Strategy quality (Color figure online)

We then fixed the DNN model as ResNet101 and varied the architecture of the training machine. We first varied the number of Ascend 910 accelerators from 2 to 32. Then we used the GPU cluster to compare with the Atlas cluster. Lastly we varied the communication topology on the GPU cluster (Fig. 6(b)). In all the above cases, D-Rec obtained a similar IPS as DP. The experiments consistently validate the strategy quality of D-Rec. It shows that our 2-part partitioning recursion on symmetric architectures could eliminate the communication capacity g without impact on the strategy quality.

We observed from Fig. 6(b) that by increasing the number of devices, IPS increases while the training time decreases. However, Fig. 5 shows that using more training devices makes strategy searching slower. The searching time may thus overcome the training time. Thanks to the efficiency of D-Rec, DNNs can be trained on large clusters without such issues.

6 Conclusion

We presented a symbolic cost analysis with FER Graph and D-Rec to generate a parallelization strategy of DNN training. The FER Graph data structure and its traversal ordering successfully guarantee the quality of generated parallelization strategy. Meanwhile, D-Rec reduces the searching complexity dramatically from exponential (i.e., OptCNN [11]) down to linear while preserving the parallelization strategy quality with FER Graph. Our experiments validate our claims and show that the optimal parallelization strategies can be generated in seconds. Not only CNNs but also general large DNNs can now be trained efficiently in parallel.

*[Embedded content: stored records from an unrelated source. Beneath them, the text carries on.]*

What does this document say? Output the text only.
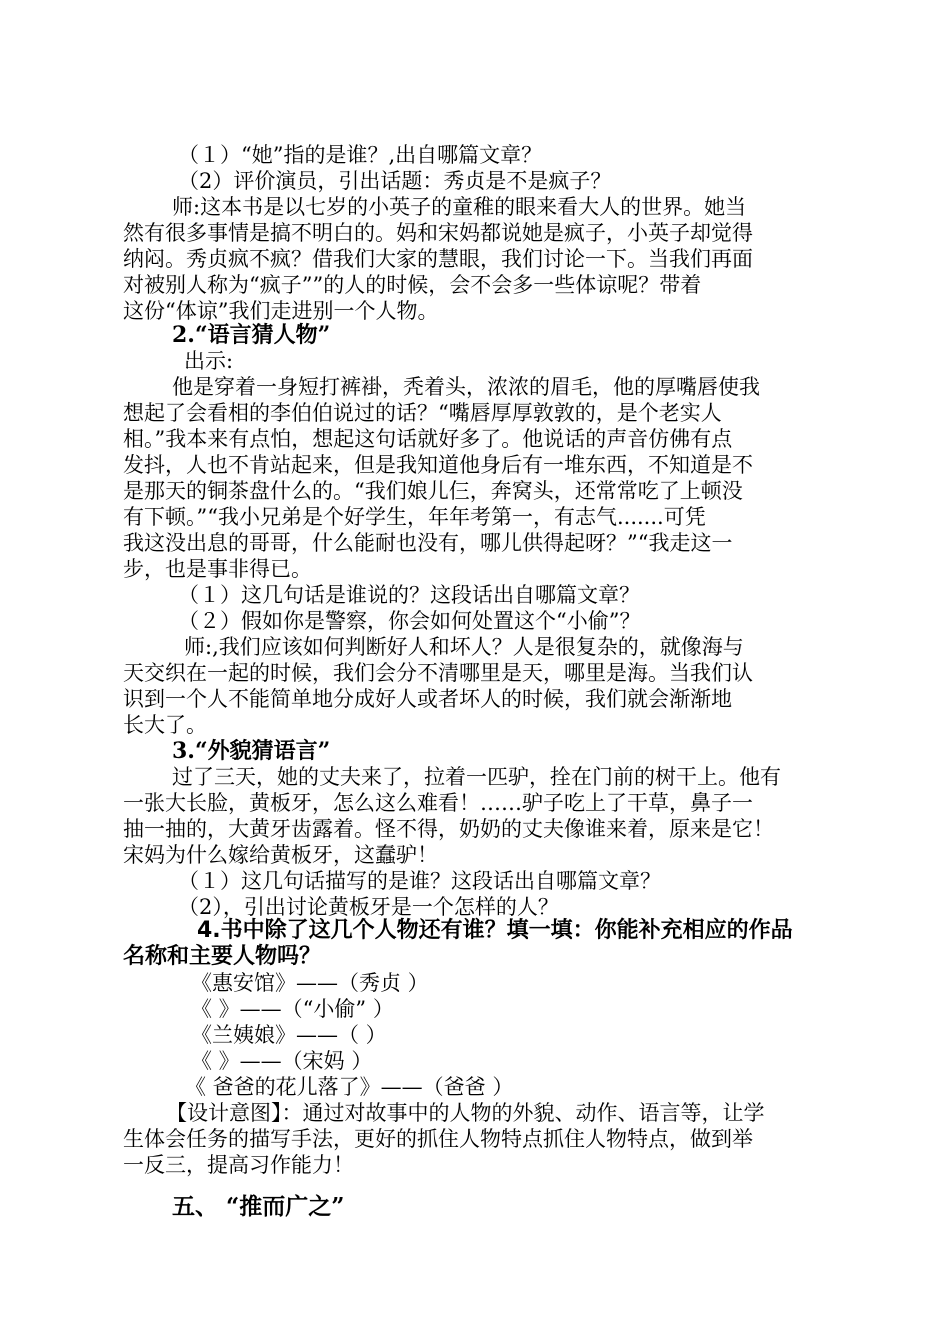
（１）“她”指的是谁？,出自哪篇文章？
（2）评价演员，引出话题：秀贞是不是疯子？
师:这本书是以七岁的小英子的童稚的眼来看大人的世界。她当
然有很多事情是搞不明白的。妈和宋妈都说她是疯子，小英子却觉得
纳闷。秀贞疯不疯？借我们大家的慧眼，我们讨论一下。当我们再面
对被别人称为“疯子””的人的时候，会不会多一些体谅呢？带着
这份“体谅”我们走进别一个人物。
2.“语言猜人物”
出示:
他是穿着一身短打裤褂，秃着头，浓浓的眉毛，他的厚嘴唇使我
想起了会看相的李伯伯说过的话？“嘴唇厚厚敦敦的，是个老实人
相。”我本来有点怕，想起这句话就好多了。他说话的声音仿佛有点
发抖，人也不肯站起来，但是我知道他身后有一堆东西，不知道是不
是那天的铜茶盘什么的。“我们娘儿仨，奔窝头，还常常吃了上顿没
有下顿。”“我小兄弟是个好学生，年年考第一，有志气.......可凭
我这没出息的哥哥，什么能耐也没有，哪儿供得起呀？”“我走这一
步，也是事非得已。
（１）这几句话是谁说的？这段话出自哪篇文章？
（２）假如你是警察，你会如何处置这个“小偷”？
师:,我们应该如何判断好人和坏人？人是很复杂的，就像海与
天交织在一起的时候，我们会分不清哪里是天，哪里是海。当我们认
识到一个人不能简单地分成好人或者坏人的时候，我们就会渐渐地
长大了。
3.“外貌猜语言”
过了三天，她的丈夫来了，拉着一匹驴，拴在门前的树干上。他有
一张大长脸，黄板牙，怎么这么难看！……驴子吃上了干草，鼻子一
抽一抽的，大黄牙齿露着。怪不得，奶奶的丈夫像谁来着，原来是它！
宋妈为什么嫁给黄板牙，这蠢驴！
（１）这几句话描写的是谁？这段话出自哪篇文章？
（2），引出讨论黄板牙是一个怎样的人？
4.书中除了这几个人物还有谁？填一填：你能补充相应的作品
名称和主要人物吗？
《惠安馆》——（秀贞 ）
《 》——（“小偷” ）
《兰姨娘》——（ ）
《 》——（宋妈 ）
《 爸爸的花儿落了》——（爸爸 ）
【设计意图】：通过对故事中的人物的外貌、动作、语言等，让学
生体会任务的描写手法，更好的抓住人物特点抓住人物特点，做到举
一反三，提高习作能力！
五、 “推而广之”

Our symbolic cost analysis could be used to discover better parallel algorithms for DNN training. The main limitation of our approach is that we do not consider inter-layer partitioning (e.g., pipeline parallelism). So we may obtain sub-optimal strategies for very large natural language processing networks like GPT-3 [24]. Extending our symbolic cost analysis for pipeline parallelism is planned for future work. It could also be extended to exploit new possibilities to accelerate DNN computing such as operator fusion in the future. Further studies to find out the way to cover heterogeneous architectures are desirable too.